Notice that certfile, cacertfile and keyfile map to cert.pem, chain.pem and privkey.pem obtained by certbot respectively.

But this means that I have to rely both on database and filesystem to deliver certificates. This bites when trying to figure out a proper & efficient caching strategy considering there’s already a cache in place. I’ve been trying to use equivalent cert, cacerts and key options that appear both in erlang SSL docs and ranch docs, with this code being what I believe is the closest to SSL and ranch specs as well as notes in this thread about HTTPoison:

def sni_fun(domain) do
  domain = List.to_string(domain)
  {cert_pem_string, cacerts_pem_string, key_pem_string} = get_certs(domain)
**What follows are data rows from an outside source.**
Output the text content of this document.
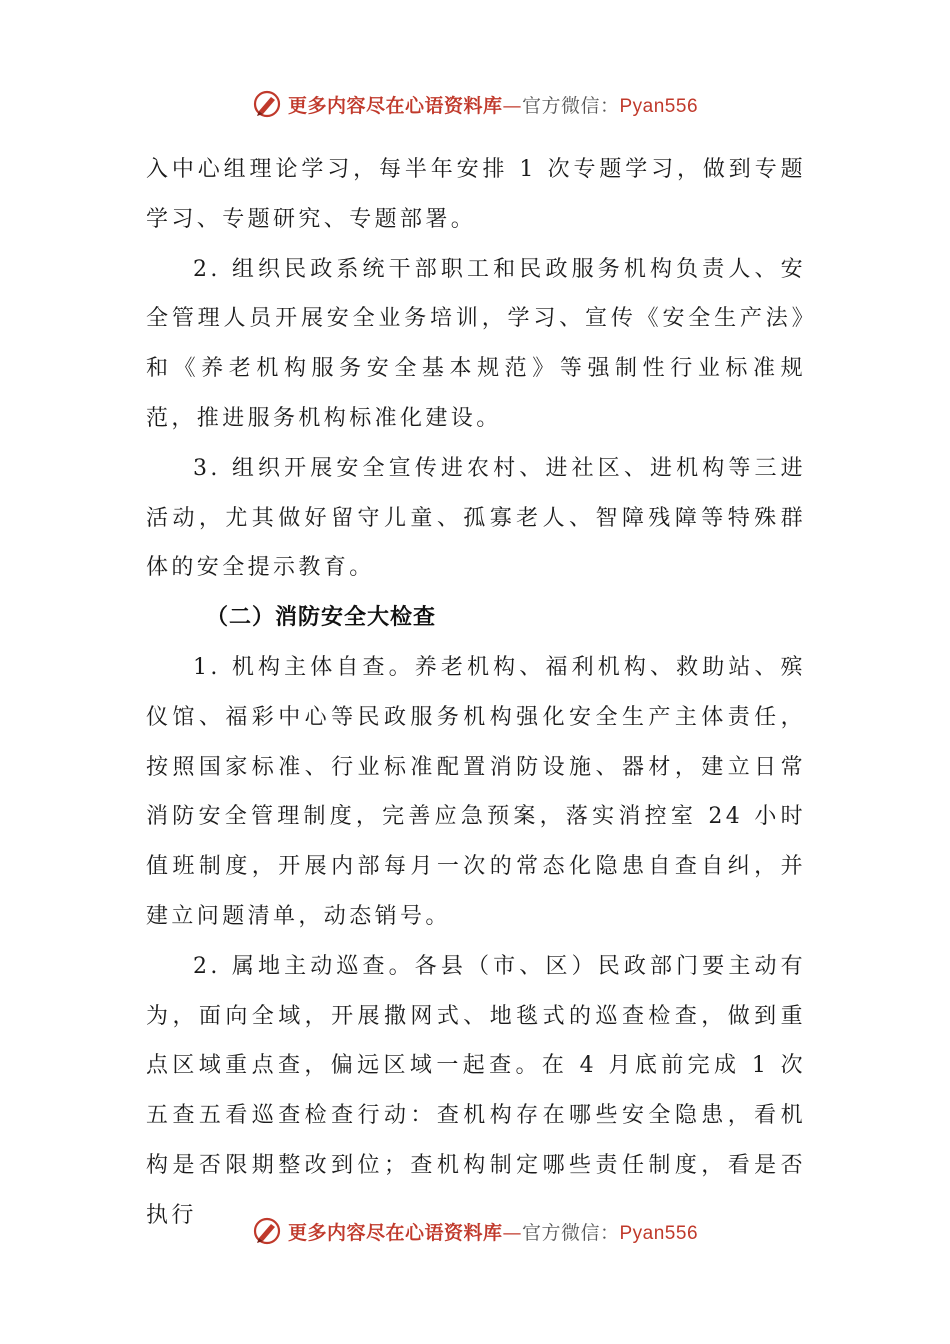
更多内容尽在心语资料库—官方微信：Pyan556

入中心组理论学习，每半年安排 1 次专题学习，做到专题学习、专题研究、专题部署。

2. 组织民政系统干部职工和民政服务机构负责人、安全管理人员开展安全业务培训，学习、宣传《安全生产法》和《养老机构服务安全基本规范》等强制性行业标准规范，推进服务机构标准化建设。

3. 组织开展安全宣传进农村、进社区、进机构等三进活动，尤其做好留守儿童、孤寡老人、智障残障等特殊群体的安全提示教育。

（二）消防安全大检查

1. 机构主体自查。养老机构、福利机构、救助站、殡仪馆、福彩中心等民政服务机构强化安全生产主体责任，按照国家标准、行业标准配置消防设施、器材，建立日常消防安全管理制度，完善应急预案，落实消控室 24 小时值班制度，开展内部每月一次的常态化隐患自查自纠，并建立问题清单，动态销号。

2. 属地主动巡查。各县（市、区）民政部门要主动有为，面向全域，开展撒网式、地毯式的巡查检查，做到重点区域重点查，偏远区域一起查。在 4 月底前完成 1 次五查五看巡查检查行动：查机构存在哪些安全隐患，看机构是否限期整改到位；查机构制定哪些责任制度，看是否执行

更多内容尽在心语资料库—官方微信：Pyan556
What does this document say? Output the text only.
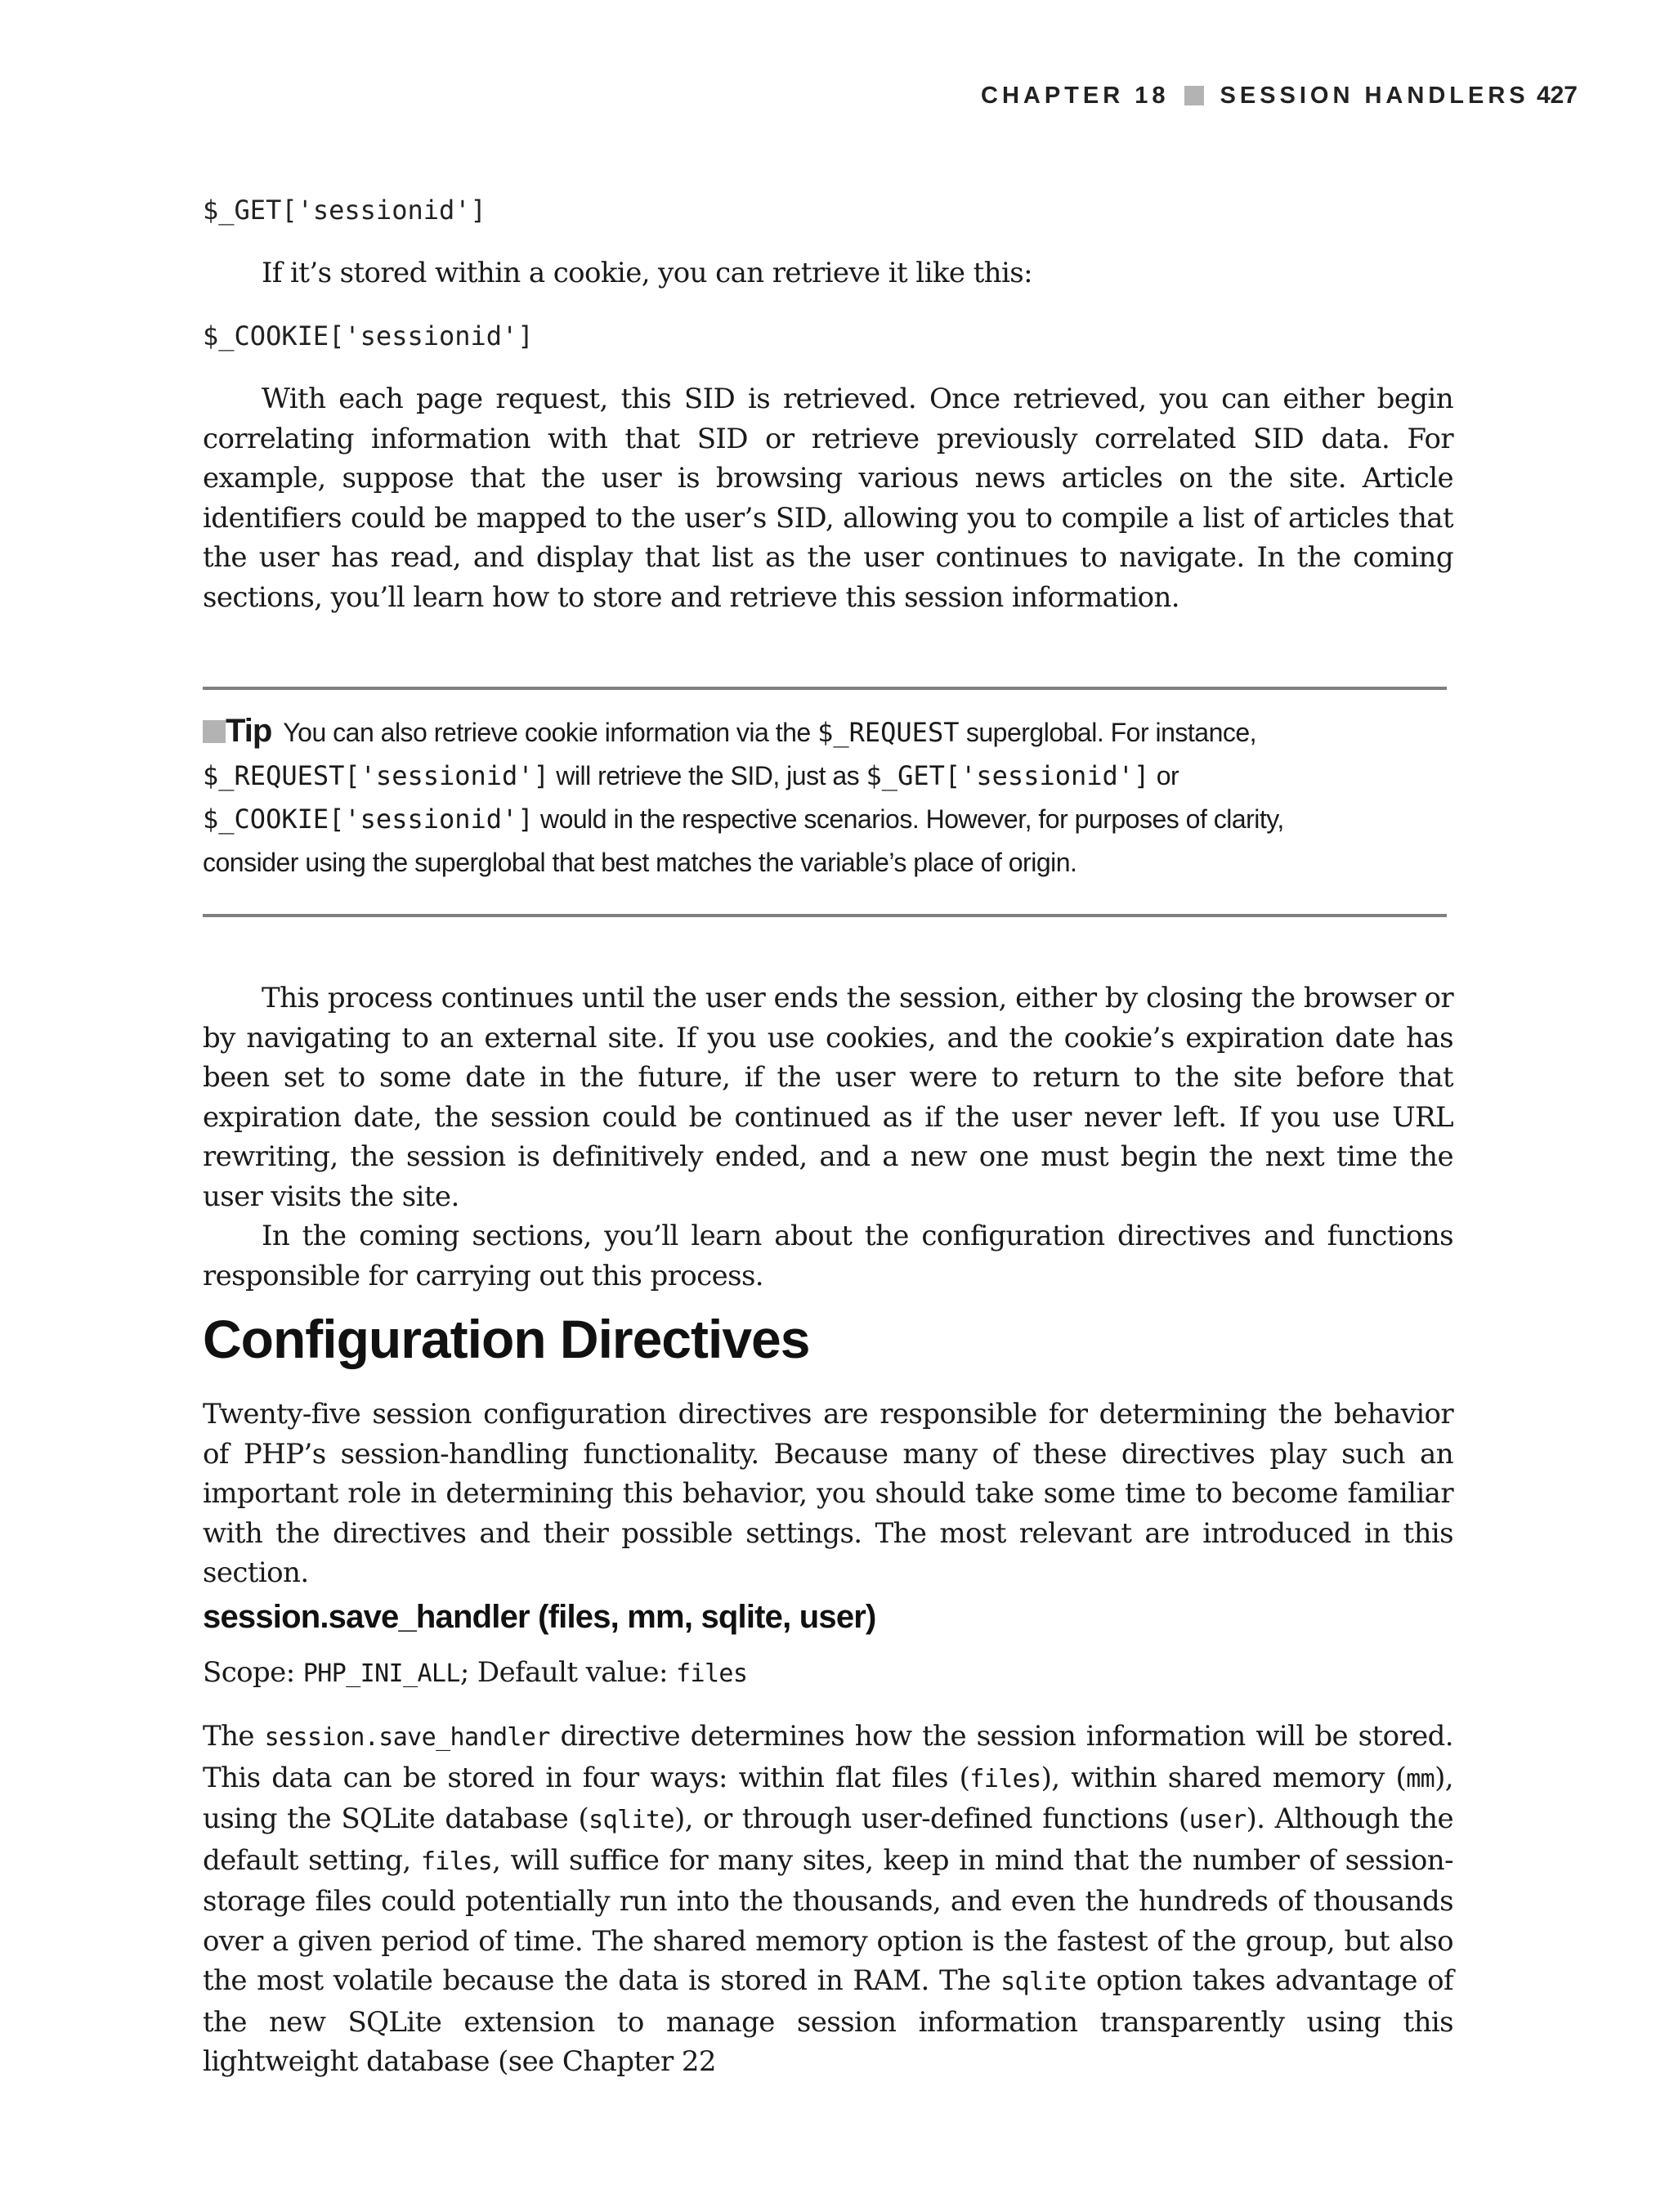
CHAPTER 18 SESSION HANDLERS 427

$_GET['sessionid']

If it’s stored within a cookie, you can retrieve it like this:

$_COOKIE['sessionid']

With each page request, this SID is retrieved. Once retrieved, you can either begin correlating information with that SID or retrieve previously correlated SID data. For example, suppose that the user is browsing various news articles on the site. Article identifiers could be mapped to the user’s SID, allowing you to compile a list of articles that the user has read, and display that list as the user continues to navigate. In the coming sections, you’ll learn how to store and retrieve this session information.

Tip You can also retrieve cookie information via the $_REQUEST superglobal. For instance,
$_REQUEST['sessionid'] will retrieve the SID, just as $_GET['sessionid'] or
$_COOKIE['sessionid'] would in the respective scenarios. However, for purposes of clarity,
consider using the superglobal that best matches the variable’s place of origin.

This process continues until the user ends the session, either by closing the browser or by navigating to an external site. If you use cookies, and the cookie’s expiration date has been set to some date in the future, if the user were to return to the site before that expiration date, the session could be continued as if the user never left. If you use URL rewriting, the session is definitively ended, and a new one must begin the next time the user visits the site.

In the coming sections, you’ll learn about the configuration directives and functions responsible for carrying out this process.

Configuration Directives

Twenty-five session configuration directives are responsible for determining the behavior of PHP’s session-handling functionality. Because many of these directives play such an important role in determining this behavior, you should take some time to become familiar with the directives and their possible settings. The most relevant are introduced in this section.

session.save_handler (files, mm, sqlite, user)

Scope: PHP_INI_ALL; Default value: files

The session.save_handler directive determines how the session information will be stored. This data can be stored in four ways: within flat files (files), within shared memory (mm), using the SQLite database (sqlite), or through user-defined functions (user). Although the default setting, files, will suffice for many sites, keep in mind that the number of session-storage files could potentially run into the thousands, and even the hundreds of thousands over a given period of time. The shared memory option is the fastest of the group, but also the most volatile because the data is stored in RAM. The sqlite option takes advantage of the new SQLite extension to manage session information transparently using this lightweight database (see Chapter 22
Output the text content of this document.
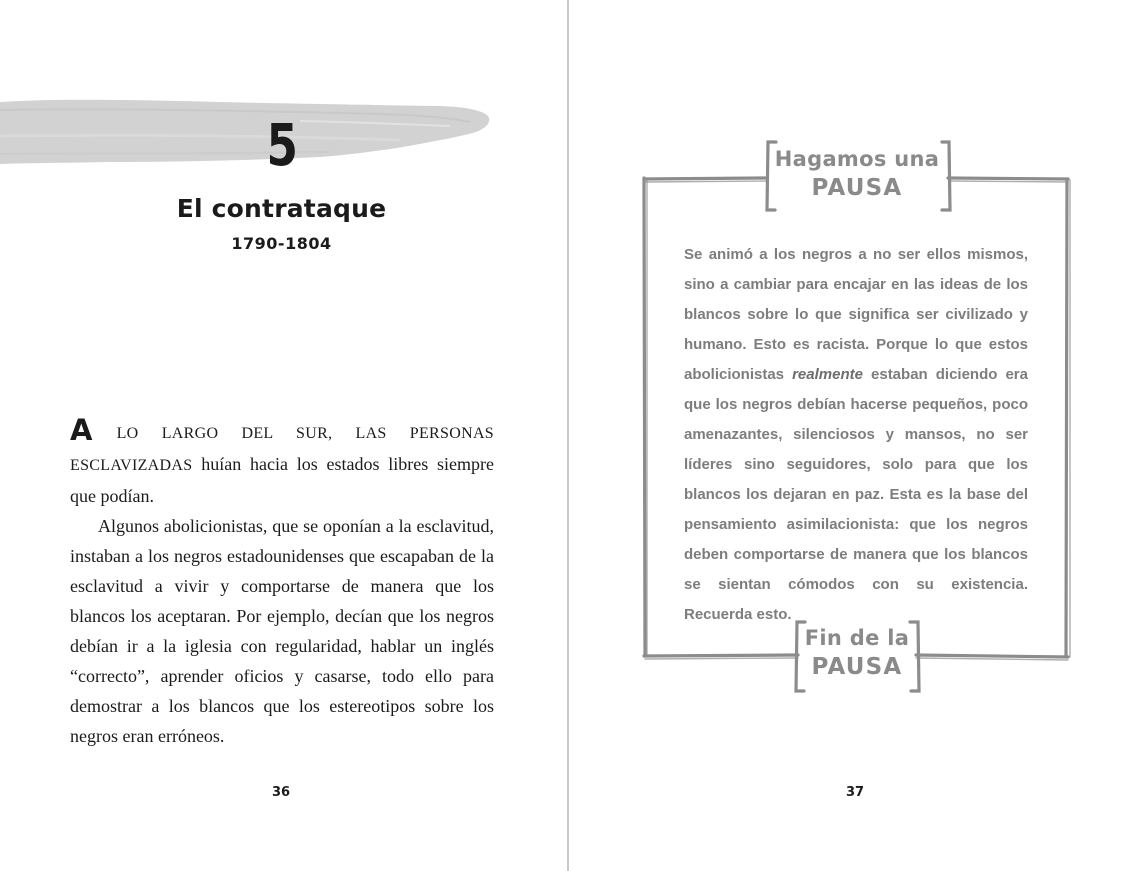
5
El contrataque
1790-1804

A LO LARGO DEL SUR, LAS PERSONAS ESCLAVIZADAS huían hacia los estados libres siempre que podían.

Algunos abolicionistas, que se oponían a la esclavitud, instaban a los negros estadounidenses que escapaban de la esclavitud a vivir y comportarse de manera que los blancos los aceptaran. Por ejemplo, decían que los negros debían ir a la iglesia con regularidad, hablar un inglés “correcto”, aprender oficios y casarse, todo ello para demostrar a los blancos que los estereotipos sobre los negros eran erróneos.

36
Hagamos una
PAUSA

Se animó a los negros a no ser ellos mismos, sino a cambiar para encajar en las ideas de los blancos sobre lo que significa ser civilizado y humano. Esto es racista. Porque lo que estos abolicionistas realmente estaban diciendo era que los negros debían hacerse pequeños, poco amenazantes, silenciosos y mansos, no ser líderes sino seguidores, solo para que los blancos los dejaran en paz. Esta es la base del pensamiento asimilacionista: que los negros deben comportarse de manera que los blancos se sientan cómodos con su existencia. Recuerda esto.

Fin de la
PAUSA
37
  cert = read_pem(cert_pem_string) |> hd() |> elem(1)
  cacerts = read_pem(cacerts_pem_string) |> Enum.map(&elem(&1, 1))
  key = read_pem(key_pem_string) |> hd()

  [cert: cert, cacerts: cacerts, key: key]
end

defp read_pem(pem_string) do
  pem_string
  |> :public_key.pem_decode()
  |> Enum.map(fn entry ->
    entry = :public_key.pem_entry_decode(entry)
    type = elem(entry, 0)
    {type, :public_key.der_encode(type, entry)}
  end)
end

This doesn’t work yielding following error in server log:

[info] TLS :server: In state :hello at tls_connection.erl:1359 generated SERVER ALERT: Fatal - Handshake Failure
 - :malformed_handshake_data

Even though when IO.inspecting the values all seems legit and according to above specs:

[
  cert: <<48, 130, 5, 99, 48, 130, 4, 75, 160, 3, 2, 1, 2, 2, 19, 0, 250, 215,
    47, 160, 210, 189, 235, 118, 145, 90, 123, 29, 116, 249, 12, 148, 109, 65,
    48, 13, 6, 9, 42, 134, 72, 134, 247, 13, 1, 1, 11, 5, 0, ...>>,
  cacerts: [
    <<48, 130, 5, 91, 48, 130, 3, 67, 160, 3, 2, 1, 2, 2, 16, 77, 244, 43, 149,
      209, 238, 155, 58, 76, 46, 179, 59, 141, 16, 93, 214, 48, 13, 6, 9, 42,
      134, 72, 134, 247, 13, 1, 1, 11, 5, 0, 48, ...>>,
    <<48, 130, 5, 84, 48, 130, 4, 60, 160, 3, 2, 1, 2, 2, 17, 0, 237, 93, 91,
      201, 109, 251, 223, 77, 62, 205, 106, 73, 141, 209, 179, 199, 48, 13, 6,
      9, 42, 134, 72, 134, 247, 13, 1, 1, 11, 5, ...>>
  ],
  key: {:RSAPrivateKey,
   <<48, 130, 4, 163, 2, 1, 0, 2, 130, 1, 1, 0, 172, 232, 46, 48, 27, 142, 154,
     67, 197, 56, 70, 245, 47, 232, 199, 248, 192, 53, 199, 211, 94, 83, 73, 35,
     24, 181, 123, 43, 194, 15, 191, 59, 16, ...>>},
]

Don’t worry, although trimmed it’s not a production certificate :slight_smile:

I’ve also tried other variations e.g. by skipping the pem_entry_decode + der_encode calls (since pem_decode already seems to return valid DER encoded binary, just with extra element in entity tuple). Nothing seems to work unless returning to fs-based implementation…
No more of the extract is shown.